Ha smesso di leggere le recensioni “molto tempo fa”, così come i “commenti cattivi su Instagram, su Goodreads”. Ha un piccolo gruppo di persone “le cui opinioni apprezzo molto, molto”, anche se ci tiene a sottolineare che apprezza le critiche: “Con tutto il cuore, va bene se alla gente non piace il mio lavoro. Ciò che è molto più difficile da digerire sono le persone che travisano deliberatamente il mio lavoro”.

L’uso ripetuto da parte di Lee della sua esperienza personale, per individuare le forze sociali e politiche invisibili che hanno plasmato quell’esperienza, considera alcuni solipsisti. “Forse il vero argomento di Lee è l’autostima”, ha scritto un critico di Who Gets to Be Smart, in cui Lee esamina argomenti enormi come l’eugenetica e ricorda anche di aver pianto dopo una cena a Oxford perché si sentiva più stupida di tutti i presenti.

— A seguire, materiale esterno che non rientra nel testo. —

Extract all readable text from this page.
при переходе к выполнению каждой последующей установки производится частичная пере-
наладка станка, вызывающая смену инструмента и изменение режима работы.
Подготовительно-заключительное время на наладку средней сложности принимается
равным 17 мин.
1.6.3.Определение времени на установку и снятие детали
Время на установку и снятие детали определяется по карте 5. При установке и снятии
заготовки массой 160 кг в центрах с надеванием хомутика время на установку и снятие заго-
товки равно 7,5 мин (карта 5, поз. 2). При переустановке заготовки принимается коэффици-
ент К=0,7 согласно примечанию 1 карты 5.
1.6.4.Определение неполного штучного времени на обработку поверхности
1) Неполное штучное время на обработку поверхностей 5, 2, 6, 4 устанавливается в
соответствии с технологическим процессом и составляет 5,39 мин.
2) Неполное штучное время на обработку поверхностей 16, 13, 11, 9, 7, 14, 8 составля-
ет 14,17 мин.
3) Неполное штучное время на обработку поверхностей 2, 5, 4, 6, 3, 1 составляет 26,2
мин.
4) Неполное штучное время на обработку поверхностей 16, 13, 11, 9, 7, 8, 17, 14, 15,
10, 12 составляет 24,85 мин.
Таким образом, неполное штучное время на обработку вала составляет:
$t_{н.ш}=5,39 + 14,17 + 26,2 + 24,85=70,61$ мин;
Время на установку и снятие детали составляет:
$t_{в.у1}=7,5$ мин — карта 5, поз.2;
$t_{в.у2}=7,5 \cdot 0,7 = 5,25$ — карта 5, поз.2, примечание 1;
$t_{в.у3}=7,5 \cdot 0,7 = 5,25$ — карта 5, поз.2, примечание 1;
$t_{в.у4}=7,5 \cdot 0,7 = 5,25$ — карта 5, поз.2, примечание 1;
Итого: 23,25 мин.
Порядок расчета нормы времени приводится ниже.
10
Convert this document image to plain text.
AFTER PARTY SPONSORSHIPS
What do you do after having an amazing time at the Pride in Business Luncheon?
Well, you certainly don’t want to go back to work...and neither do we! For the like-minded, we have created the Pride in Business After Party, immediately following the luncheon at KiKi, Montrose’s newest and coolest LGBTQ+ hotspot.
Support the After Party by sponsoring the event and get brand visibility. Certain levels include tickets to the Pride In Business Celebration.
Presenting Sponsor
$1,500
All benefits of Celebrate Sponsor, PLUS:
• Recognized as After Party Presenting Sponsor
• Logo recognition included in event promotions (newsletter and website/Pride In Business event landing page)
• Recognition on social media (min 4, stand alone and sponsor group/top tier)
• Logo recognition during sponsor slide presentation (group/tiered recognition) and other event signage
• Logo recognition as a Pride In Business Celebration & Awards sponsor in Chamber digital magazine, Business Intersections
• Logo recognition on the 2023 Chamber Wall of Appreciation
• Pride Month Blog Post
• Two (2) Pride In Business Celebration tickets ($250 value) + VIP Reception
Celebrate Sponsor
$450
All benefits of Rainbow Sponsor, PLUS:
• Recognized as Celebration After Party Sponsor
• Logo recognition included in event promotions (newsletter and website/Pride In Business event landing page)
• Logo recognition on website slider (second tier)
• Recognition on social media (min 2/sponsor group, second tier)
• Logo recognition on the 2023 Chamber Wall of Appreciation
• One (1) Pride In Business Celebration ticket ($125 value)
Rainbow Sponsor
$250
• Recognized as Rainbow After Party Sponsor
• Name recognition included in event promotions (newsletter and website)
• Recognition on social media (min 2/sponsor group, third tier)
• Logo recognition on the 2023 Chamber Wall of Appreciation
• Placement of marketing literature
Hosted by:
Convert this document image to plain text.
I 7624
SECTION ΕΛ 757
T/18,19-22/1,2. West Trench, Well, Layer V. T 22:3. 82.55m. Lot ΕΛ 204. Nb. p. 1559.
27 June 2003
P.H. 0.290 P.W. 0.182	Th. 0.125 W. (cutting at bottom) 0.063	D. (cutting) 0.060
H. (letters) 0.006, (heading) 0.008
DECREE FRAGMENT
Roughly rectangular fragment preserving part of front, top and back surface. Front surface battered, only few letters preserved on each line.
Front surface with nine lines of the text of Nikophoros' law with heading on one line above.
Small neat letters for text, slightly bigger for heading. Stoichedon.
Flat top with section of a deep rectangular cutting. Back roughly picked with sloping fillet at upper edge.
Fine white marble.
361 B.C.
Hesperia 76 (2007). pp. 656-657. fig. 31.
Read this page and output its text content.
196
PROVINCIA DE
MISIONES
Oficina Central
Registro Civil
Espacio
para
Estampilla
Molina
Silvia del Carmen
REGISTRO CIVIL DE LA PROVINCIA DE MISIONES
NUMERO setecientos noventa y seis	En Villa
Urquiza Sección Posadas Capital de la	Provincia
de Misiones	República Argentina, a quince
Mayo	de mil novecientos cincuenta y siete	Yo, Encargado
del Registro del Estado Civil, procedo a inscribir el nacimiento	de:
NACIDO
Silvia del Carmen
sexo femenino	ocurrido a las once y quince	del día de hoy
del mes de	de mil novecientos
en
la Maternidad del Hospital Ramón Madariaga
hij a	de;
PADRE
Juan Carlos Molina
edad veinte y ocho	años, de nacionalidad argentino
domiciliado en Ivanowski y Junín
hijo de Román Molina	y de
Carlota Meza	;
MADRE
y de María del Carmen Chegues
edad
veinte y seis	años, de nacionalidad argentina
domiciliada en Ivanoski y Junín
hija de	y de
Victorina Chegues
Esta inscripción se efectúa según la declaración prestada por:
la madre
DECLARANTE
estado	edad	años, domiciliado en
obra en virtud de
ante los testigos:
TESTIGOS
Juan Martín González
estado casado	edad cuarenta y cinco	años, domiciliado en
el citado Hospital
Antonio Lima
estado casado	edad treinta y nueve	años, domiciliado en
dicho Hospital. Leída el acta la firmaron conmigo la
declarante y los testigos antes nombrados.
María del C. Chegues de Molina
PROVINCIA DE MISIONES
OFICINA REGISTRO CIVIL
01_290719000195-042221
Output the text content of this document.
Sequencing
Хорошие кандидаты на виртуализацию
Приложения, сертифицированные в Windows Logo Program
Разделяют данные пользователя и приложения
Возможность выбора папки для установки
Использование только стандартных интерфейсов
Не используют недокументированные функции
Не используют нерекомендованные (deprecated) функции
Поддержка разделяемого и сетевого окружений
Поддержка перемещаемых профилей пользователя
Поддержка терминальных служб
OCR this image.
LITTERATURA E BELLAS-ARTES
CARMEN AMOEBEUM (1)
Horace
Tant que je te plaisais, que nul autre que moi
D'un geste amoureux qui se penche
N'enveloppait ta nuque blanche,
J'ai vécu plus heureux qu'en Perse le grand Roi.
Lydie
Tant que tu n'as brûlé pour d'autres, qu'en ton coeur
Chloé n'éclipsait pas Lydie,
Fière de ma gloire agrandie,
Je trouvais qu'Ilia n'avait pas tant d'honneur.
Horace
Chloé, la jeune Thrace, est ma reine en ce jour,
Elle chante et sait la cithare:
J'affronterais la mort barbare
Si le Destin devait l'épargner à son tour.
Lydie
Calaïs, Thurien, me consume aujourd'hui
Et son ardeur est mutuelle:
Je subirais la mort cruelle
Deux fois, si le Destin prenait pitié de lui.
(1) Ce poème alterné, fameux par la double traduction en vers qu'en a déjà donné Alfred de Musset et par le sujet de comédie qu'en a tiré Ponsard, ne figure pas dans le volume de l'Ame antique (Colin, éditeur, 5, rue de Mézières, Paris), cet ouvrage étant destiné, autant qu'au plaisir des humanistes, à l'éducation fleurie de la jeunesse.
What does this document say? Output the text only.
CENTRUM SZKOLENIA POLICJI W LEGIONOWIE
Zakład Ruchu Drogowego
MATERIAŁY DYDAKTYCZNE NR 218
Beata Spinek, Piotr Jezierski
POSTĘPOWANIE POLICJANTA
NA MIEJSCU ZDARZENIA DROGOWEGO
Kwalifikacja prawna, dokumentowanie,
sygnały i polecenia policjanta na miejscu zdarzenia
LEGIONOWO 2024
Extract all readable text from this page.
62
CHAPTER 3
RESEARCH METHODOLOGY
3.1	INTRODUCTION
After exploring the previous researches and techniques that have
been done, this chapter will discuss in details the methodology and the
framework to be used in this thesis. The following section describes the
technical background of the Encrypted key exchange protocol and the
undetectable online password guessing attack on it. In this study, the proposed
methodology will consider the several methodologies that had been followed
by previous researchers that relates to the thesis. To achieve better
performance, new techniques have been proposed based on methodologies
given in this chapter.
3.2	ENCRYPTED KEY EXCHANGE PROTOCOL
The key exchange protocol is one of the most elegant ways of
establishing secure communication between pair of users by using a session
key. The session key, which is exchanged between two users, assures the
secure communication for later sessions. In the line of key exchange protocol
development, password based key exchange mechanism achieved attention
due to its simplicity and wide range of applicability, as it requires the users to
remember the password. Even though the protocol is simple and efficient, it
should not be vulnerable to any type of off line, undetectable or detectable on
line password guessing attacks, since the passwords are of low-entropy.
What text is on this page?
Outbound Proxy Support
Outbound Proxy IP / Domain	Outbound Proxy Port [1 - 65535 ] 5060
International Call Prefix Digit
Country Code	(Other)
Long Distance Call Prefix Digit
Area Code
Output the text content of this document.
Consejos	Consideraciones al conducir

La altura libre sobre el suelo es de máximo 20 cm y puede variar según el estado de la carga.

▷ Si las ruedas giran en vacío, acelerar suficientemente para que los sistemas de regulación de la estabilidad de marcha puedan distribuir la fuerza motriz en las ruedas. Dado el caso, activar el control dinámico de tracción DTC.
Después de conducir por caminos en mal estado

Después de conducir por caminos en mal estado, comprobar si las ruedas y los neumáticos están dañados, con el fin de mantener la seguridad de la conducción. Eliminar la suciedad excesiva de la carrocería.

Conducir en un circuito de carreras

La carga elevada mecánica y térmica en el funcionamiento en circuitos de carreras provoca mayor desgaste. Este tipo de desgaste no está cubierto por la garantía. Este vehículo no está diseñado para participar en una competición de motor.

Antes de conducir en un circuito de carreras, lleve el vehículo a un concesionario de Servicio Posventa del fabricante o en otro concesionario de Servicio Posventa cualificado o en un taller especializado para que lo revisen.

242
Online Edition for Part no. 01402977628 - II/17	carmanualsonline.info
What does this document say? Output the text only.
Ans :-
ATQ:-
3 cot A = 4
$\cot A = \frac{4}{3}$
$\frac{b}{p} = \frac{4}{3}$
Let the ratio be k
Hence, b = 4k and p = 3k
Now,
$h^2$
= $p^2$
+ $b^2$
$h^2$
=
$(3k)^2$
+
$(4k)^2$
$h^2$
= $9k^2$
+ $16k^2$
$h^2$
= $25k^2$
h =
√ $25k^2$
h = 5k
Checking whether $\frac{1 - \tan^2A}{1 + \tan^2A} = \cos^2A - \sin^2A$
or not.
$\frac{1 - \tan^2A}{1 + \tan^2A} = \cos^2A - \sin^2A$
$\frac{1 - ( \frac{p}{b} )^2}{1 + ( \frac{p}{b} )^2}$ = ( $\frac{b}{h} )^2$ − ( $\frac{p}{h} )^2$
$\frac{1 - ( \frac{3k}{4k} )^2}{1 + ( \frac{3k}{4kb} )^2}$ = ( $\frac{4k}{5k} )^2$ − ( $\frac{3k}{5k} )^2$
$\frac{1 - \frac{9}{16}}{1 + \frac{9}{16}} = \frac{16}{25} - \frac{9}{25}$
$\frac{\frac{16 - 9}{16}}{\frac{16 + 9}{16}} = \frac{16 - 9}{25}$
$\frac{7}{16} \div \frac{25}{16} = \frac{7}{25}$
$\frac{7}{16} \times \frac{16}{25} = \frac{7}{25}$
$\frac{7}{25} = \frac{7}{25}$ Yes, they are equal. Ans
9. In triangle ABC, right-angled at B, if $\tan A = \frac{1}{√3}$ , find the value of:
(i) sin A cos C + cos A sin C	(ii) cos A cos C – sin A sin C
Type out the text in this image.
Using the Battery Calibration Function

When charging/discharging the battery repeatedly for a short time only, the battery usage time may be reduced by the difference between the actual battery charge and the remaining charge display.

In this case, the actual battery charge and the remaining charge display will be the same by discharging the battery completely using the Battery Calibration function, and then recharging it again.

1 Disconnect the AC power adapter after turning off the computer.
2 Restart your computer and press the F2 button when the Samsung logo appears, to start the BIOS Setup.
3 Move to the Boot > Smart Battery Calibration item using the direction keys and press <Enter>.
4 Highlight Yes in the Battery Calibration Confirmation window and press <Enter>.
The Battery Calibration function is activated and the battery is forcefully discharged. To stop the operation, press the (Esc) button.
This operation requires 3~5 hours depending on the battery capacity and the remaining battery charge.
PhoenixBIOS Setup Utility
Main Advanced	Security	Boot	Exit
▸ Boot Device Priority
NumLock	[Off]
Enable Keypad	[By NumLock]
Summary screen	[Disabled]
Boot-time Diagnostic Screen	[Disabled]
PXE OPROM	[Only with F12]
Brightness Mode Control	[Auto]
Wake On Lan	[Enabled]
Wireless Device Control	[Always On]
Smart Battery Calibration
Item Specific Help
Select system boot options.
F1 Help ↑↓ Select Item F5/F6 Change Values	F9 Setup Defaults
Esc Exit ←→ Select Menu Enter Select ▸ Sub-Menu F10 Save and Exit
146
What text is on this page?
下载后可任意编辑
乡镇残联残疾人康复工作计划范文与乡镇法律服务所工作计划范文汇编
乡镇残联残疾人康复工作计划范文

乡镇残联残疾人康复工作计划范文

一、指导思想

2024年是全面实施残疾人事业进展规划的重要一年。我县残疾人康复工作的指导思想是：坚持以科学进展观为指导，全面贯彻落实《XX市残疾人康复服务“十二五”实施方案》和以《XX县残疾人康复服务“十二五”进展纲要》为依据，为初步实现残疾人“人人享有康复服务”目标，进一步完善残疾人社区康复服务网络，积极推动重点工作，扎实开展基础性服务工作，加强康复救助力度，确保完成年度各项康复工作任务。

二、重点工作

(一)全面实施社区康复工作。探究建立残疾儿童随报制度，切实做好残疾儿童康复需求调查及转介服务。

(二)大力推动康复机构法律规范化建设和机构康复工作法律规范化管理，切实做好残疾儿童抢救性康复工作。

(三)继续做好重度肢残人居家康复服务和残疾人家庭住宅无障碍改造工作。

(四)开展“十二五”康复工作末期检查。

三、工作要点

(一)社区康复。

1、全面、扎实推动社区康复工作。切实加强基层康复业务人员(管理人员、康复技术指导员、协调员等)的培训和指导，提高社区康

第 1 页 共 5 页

Non era un’osservazione ingiusta. Ma, a parte la sua evidente intelligenza, la consapevolezza di Lee che ciò che fa può essere comprato, confezionato e venduto spiega in qualche modo come è arrivata dove si trova.

Può sembrare strano, dato che gran parte della sua vita è stata analizzata dai lettori, ma Lee si considera una persona riservata. Vede molti parallelismi tra artisti e scrittori quando si tratta di personaggi pubblici: “La cosa che ti rende un buon artista è la tua capacità di sederti per cinque anni alla volta nel tuo studio da solo e fare semplicemente il tuo dannato lavoro. E la cosa che ti rende bravo a vendere quel lavoro è essere l’esatto opposto, essere qualcuno che ama stare sotto i riflettori”.

“Amo il mio lavoro”, aggiunge. “Voglio scrivere fino alla morte. Ma se come artista vuoi riuscire a pagare l’affitto nel 21° secolo, devi essere cinico nei confronti del settore”.

Anche se si sente sempre nervosa prima della pubblicazione dei suoi libri, questa è la prima volta che non prova alcuna paura: “Con gli altri avevo questa sensazione di vuoto allo stomaco che semplicemente non c’è più.”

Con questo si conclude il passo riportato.